3 août 2018
Les interprètes : Ambroisine Bré, La chapelle harmonique
L’ensemble du concert proposé par Ambroisine Bré et La Chapelle harmonique invite à un voyage dans l’Italie du début de l’ère baroque. Véritable père fondateur de son art, Claudio Monteverdi procède dans les années 1600 à de multiples innovations qui vont influencer des générations de musiciens. Dans le domaine lyrique, ses œuvres ne cherchent plus tant à éblouir l’auditoire dans un spectacle épique qu’à imiter en musique les tourments de l’âme humaine. Clé de voûte du programme de ce soir, le Lamento d’Arianna est emblématique de cette nouvelle orientation.
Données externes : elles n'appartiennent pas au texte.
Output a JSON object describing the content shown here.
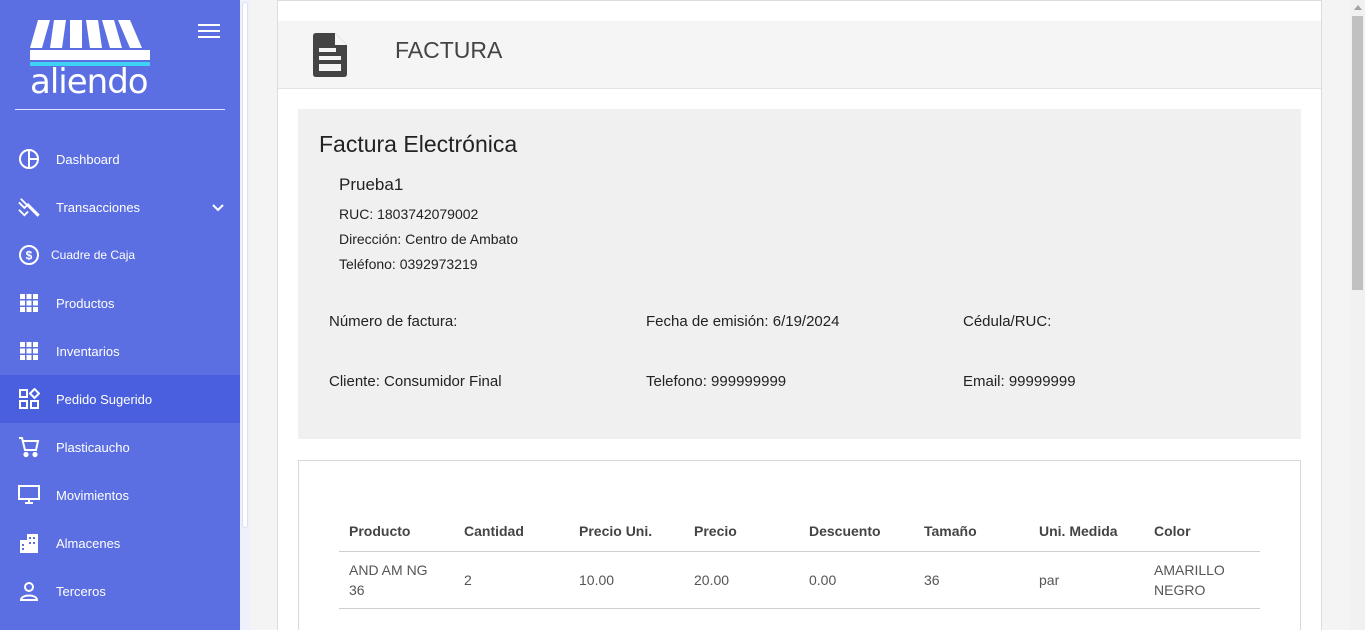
{
  "sidebar": {
    "logo_text": "aliendo",
    "items": [
      {
        "label": "Dashboard",
        "icon": "pie-chart-icon"
      },
      {
        "label": "Transacciones",
        "icon": "transactions-icon"
      },
      {
        "label": "Cuadre de Caja",
        "icon": "dollar-circle-icon"
      },
      {
        "label": "Productos",
        "icon": "grid-icon"
      },
      {
        "label": "Inventarios",
        "icon": "grid-icon"
      },
      {
        "label": "Pedido Sugerido",
        "icon": "widgets-icon"
      },
      {
        "label": "Plasticaucho",
        "icon": "cart-icon"
      },
      {
        "label": "Movimientos",
        "icon": "monitor-icon"
      },
      {
        "label": "Almacenes",
        "icon": "buildings-icon"
      },
      {
        "label": "Terceros",
        "icon": "person-icon"
      }
    ],
    "active_item": "Pedido Sugerido",
    "colors": {
      "background": "#5b6fe3",
      "active": "#4a5fdd"
    }
  },
  "header": {
    "title": "FACTURA",
    "icon": "document-icon"
  },
  "invoice": {
    "title": "Factura Electrónica",
    "company": {
      "name": "Prueba1",
      "ruc": "RUC: 1803742079002",
      "address": "Dirección: Centro de Ambato",
      "phone": "Teléfono: 0392973219"
    },
    "fields": {
      "invoice_number": "Número de factura:",
      "issue_date": "Fecha de emisión: 6/19/2024",
      "id_ruc": "Cédula/RUC:",
      "client": "Cliente: Consumidor Final",
      "client_phone": "Telefono: 999999999",
      "email": "Email: 99999999"
    }
  },
  "table": {
    "headers": [
      "Producto",
      "Cantidad",
      "Precio Uni.",
      "Precio",
      "Descuento",
      "Tamaño",
      "Uni. Medida",
      "Color"
    ],
    "rows": [
      [
        "AND AM NG 36",
        "2",
        "10.00",
        "20.00",
        "0.00",
        "36",
        "par",
        "AMARILLO NEGRO"
      ]
    ]
  }
}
Extrait d’un opéra créé à Mantoue pour célébrer le mariage du jeune duc de Gonzague avec la princesse Marguerite de Savoie, ce monologue poignant a marqué les esprits, comme le montre une plaquette publiée peu après l’événement, en 1608 : « Le Lamento que chante Ariane sur son rocher, quand elle a été abandonnée par Thésée, fut particulièrement miraculeux et joué avec tant de sentiment et de compassion, qu’il ne s’est trouvé aucun auditeur pour n’être alors apitoyé et que toutes les dames présentes laissèrent tomber leurs larmes à cette plainte. » Jonchée de chromatismes douloureux, l’œuvre donne ses lettres de noblesse à un genre qui connaîtra bien des adeptes.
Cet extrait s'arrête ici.